Now before you start calling me a hypocrite, allow me to point out that I have been carefully keeping my opinion in reserve, at least in this class. The reason is that I can’t stand listening to other people’s opinions, so I see no reason to make them listen to mine. I’m there to learn what I can from the teacher and the class materials.
Most of the people in the class are like me, but the few people who are outspoken with their opinions are uniformly stupid. Here’s an example:
Female: Is there any art of Jesus or his immediate family from the first century that we could count as a primary source?
Teacher: Well, technically, no.
Female: Well, how do we know he existed? I mean there’s no evidence that he did.
Teacher: There’s a great deal of literary evidence.
Female: But that’s all hear-say! You can’t trust any of it!
Teacher: Well, the same could be said of any historical figure from antiquity. We have as much, in fact, we have more evidence for Jesus than for Socrates or Julius Ceasar.
Female: But Ceasar left a mark!
Several people in class at once: So did Jesus!!
Female: No he didn’t! Ceasar left a permanent mark that we can trace. Jesus is transparent. There’s no artwork or scientific evidence at all! _I_ don’t think he really existed!
She said this last line very proudly, almost snidely, as though she was just waiting for the rest of us to come to this obvious conclusion and abandon our fool’s quest to prove anything at all.
She brought this same subject up three times over a two-hour class, interrupting the lecture each time.

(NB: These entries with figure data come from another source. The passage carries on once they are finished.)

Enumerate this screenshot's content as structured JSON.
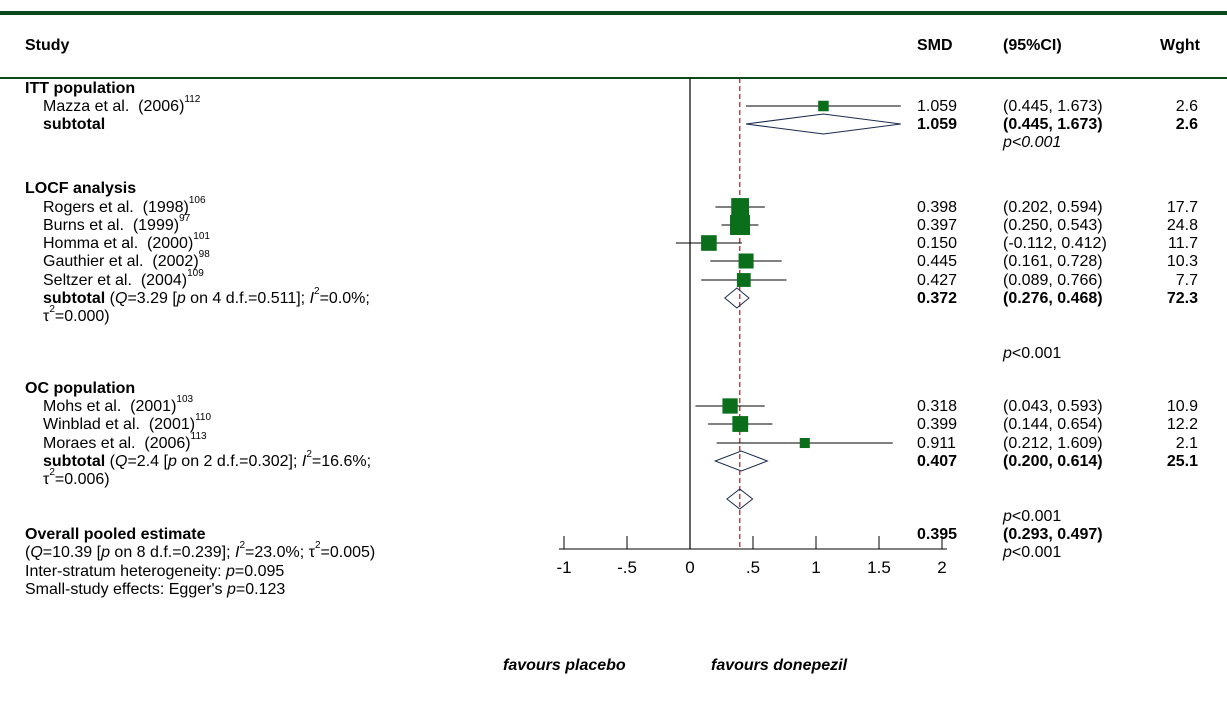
{
  "header": {
    "study": "Study",
    "smd": "SMD",
    "ci": "(95%CI)",
    "weight": "Wght"
  },
  "colors": {
    "rule": "#0a4a1c",
    "box": "#0a6e1a",
    "diamond": "#1b2b4e",
    "null_line": "#a02020"
  },
  "groups": [
    {
      "title": "ITT population",
      "studies": [
        {
          "author": "Mazza et al.",
          "year": "(2006)",
          "ref": "112",
          "smd": "1.059",
          "ci": "(0.445, 1.673)",
          "weight": "2.6"
        }
      ],
      "subtotal": {
        "label": "subtotal",
        "stats_pre": "",
        "stats_line2": "",
        "smd": "1.059",
        "ci": "(0.445, 1.673)",
        "weight": "2.6",
        "p": "<0.001"
      }
    },
    {
      "title": "LOCF analysis",
      "studies": [
        {
          "author": "Rogers et al.",
          "year": "(1998)",
          "ref": "106",
          "smd": "0.398",
          "ci": "(0.202, 0.594)",
          "weight": "17.7"
        },
        {
          "author": "Burns et al.",
          "year": "(1999)",
          "ref": "97",
          "smd": "0.397",
          "ci": "(0.250, 0.543)",
          "weight": "24.8"
        },
        {
          "author": "Homma et al.",
          "year": "(2000)",
          "ref": "101",
          "smd": "0.150",
          "ci": "(-0.112, 0.412)",
          "weight": "11.7"
        },
        {
          "author": "Gauthier et al.",
          "year": "(2002)",
          "ref": "98",
          "smd": "0.445",
          "ci": "(0.161, 0.728)",
          "weight": "10.3"
        },
        {
          "author": "Seltzer et al.",
          "year": "(2004)",
          "ref": "109",
          "smd": "0.427",
          "ci": "(0.089, 0.766)",
          "weight": "7.7"
        }
      ],
      "subtotal": {
        "label": "subtotal",
        "q": "3.29",
        "df": "4",
        "pq": "0.511",
        "i2": "0.0%",
        "tau2": "0.000",
        "smd": "0.372",
        "ci": "(0.276, 0.468)",
        "weight": "72.3",
        "p": "<0.001"
      }
    },
    {
      "title": "OC population",
      "studies": [
        {
          "author": "Mohs et al.",
          "year": "(2001)",
          "ref": "103",
          "smd": "0.318",
          "ci": "(0.043, 0.593)",
          "weight": "10.9"
        },
        {
          "author": "Winblad et al.",
          "year": "(2001)",
          "ref": "110",
          "smd": "0.399",
          "ci": "(0.144, 0.654)",
          "weight": "12.2"
        },
        {
          "author": "Moraes et al.",
          "year": "(2006)",
          "ref": "113",
          "smd": "0.911",
          "ci": "(0.212, 1.609)",
          "weight": "2.1"
        }
      ],
      "subtotal": {
        "label": "subtotal",
        "q": "2.4",
        "df": "2",
        "pq": "0.302",
        "i2": "16.6%",
        "tau2": "0.006",
        "smd": "0.407",
        "ci": "(0.200, 0.614)",
        "weight": "25.1",
        "p": "<0.001"
      }
    }
  ],
  "overall": {
    "label": "Overall pooled estimate",
    "q": "10.39",
    "df": "8",
    "pq": "0.239",
    "i2": "23.0%",
    "tau2": "0.005",
    "smd": "0.395",
    "ci": "(0.293, 0.497)",
    "p": "<0.001",
    "inter_stratum": "Inter-stratum heterogeneity:",
    "inter_p": "0.095",
    "small_study": "Small-study effects: Egger's",
    "egger_p": "0.123"
  },
  "footer": {
    "left": "favours placebo",
    "right": "favours donepezil"
  },
  "chart_data": {
    "type": "forest",
    "x_ticks": [
      {
        "value": -1,
        "label": "-1"
      },
      {
        "value": -0.5,
        "label": "-.5"
      },
      {
        "value": 0,
        "label": "0"
      },
      {
        "value": 0.5,
        "label": ".5"
      },
      {
        "value": 1,
        "label": "1"
      },
      {
        "value": 1.5,
        "label": "1.5"
      },
      {
        "value": 2,
        "label": "2"
      }
    ],
    "xlim": [
      -1,
      2
    ],
    "null_value": 0,
    "pooled_value": 0.395,
    "studies": [
      {
        "name": "Mazza et al. (2006)",
        "est": 1.059,
        "lo": 0.445,
        "hi": 1.673,
        "weight": 2.6
      },
      {
        "name": "Rogers et al. (1998)",
        "est": 0.398,
        "lo": 0.202,
        "hi": 0.594,
        "weight": 17.7
      },
      {
        "name": "Burns et al. (1999)",
        "est": 0.397,
        "lo": 0.25,
        "hi": 0.543,
        "weight": 24.8
      },
      {
        "name": "Homma et al. (2000)",
        "est": 0.15,
        "lo": -0.112,
        "hi": 0.412,
        "weight": 11.7
      },
      {
        "name": "Gauthier et al. (2002)",
        "est": 0.445,
        "lo": 0.161,
        "hi": 0.728,
        "weight": 10.3
      },
      {
        "name": "Seltzer et al. (2004)",
        "est": 0.427,
        "lo": 0.089,
        "hi": 0.766,
        "weight": 7.7
      },
      {
        "name": "Mohs et al. (2001)",
        "est": 0.318,
        "lo": 0.043,
        "hi": 0.593,
        "weight": 10.9
      },
      {
        "name": "Winblad et al. (2001)",
        "est": 0.399,
        "lo": 0.144,
        "hi": 0.654,
        "weight": 12.2
      },
      {
        "name": "Moraes et al. (2006)",
        "est": 0.911,
        "lo": 0.212,
        "hi": 1.609,
        "weight": 2.1
      }
    ],
    "subtotals": [
      {
        "name": "ITT population subtotal",
        "est": 1.059,
        "lo": 0.445,
        "hi": 1.673
      },
      {
        "name": "LOCF analysis subtotal",
        "est": 0.372,
        "lo": 0.276,
        "hi": 0.468
      },
      {
        "name": "OC population subtotal",
        "est": 0.407,
        "lo": 0.2,
        "hi": 0.614
      }
    ],
    "overall": {
      "est": 0.395,
      "lo": 0.293,
      "hi": 0.497
    }
  }
}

We were discussing portrayals of Jesus in artwork, and she was way off-topic. After three weeks in class, Jesus’ historicity is accepted, and we’re only debating what he actually did, not whether he existed.
There are so many holes in her argument that I’m not even going to point them out. I’ll just leave them for the reader to amaze themselves with.
Three days of class left. Then I’m officially graduated and I don’t have to put up with this shit anymore.
Someday, when I’m a college professor, I’m going to include a gag on the list of required materials, and I’ll refuse to lecture until all the students are wearing them.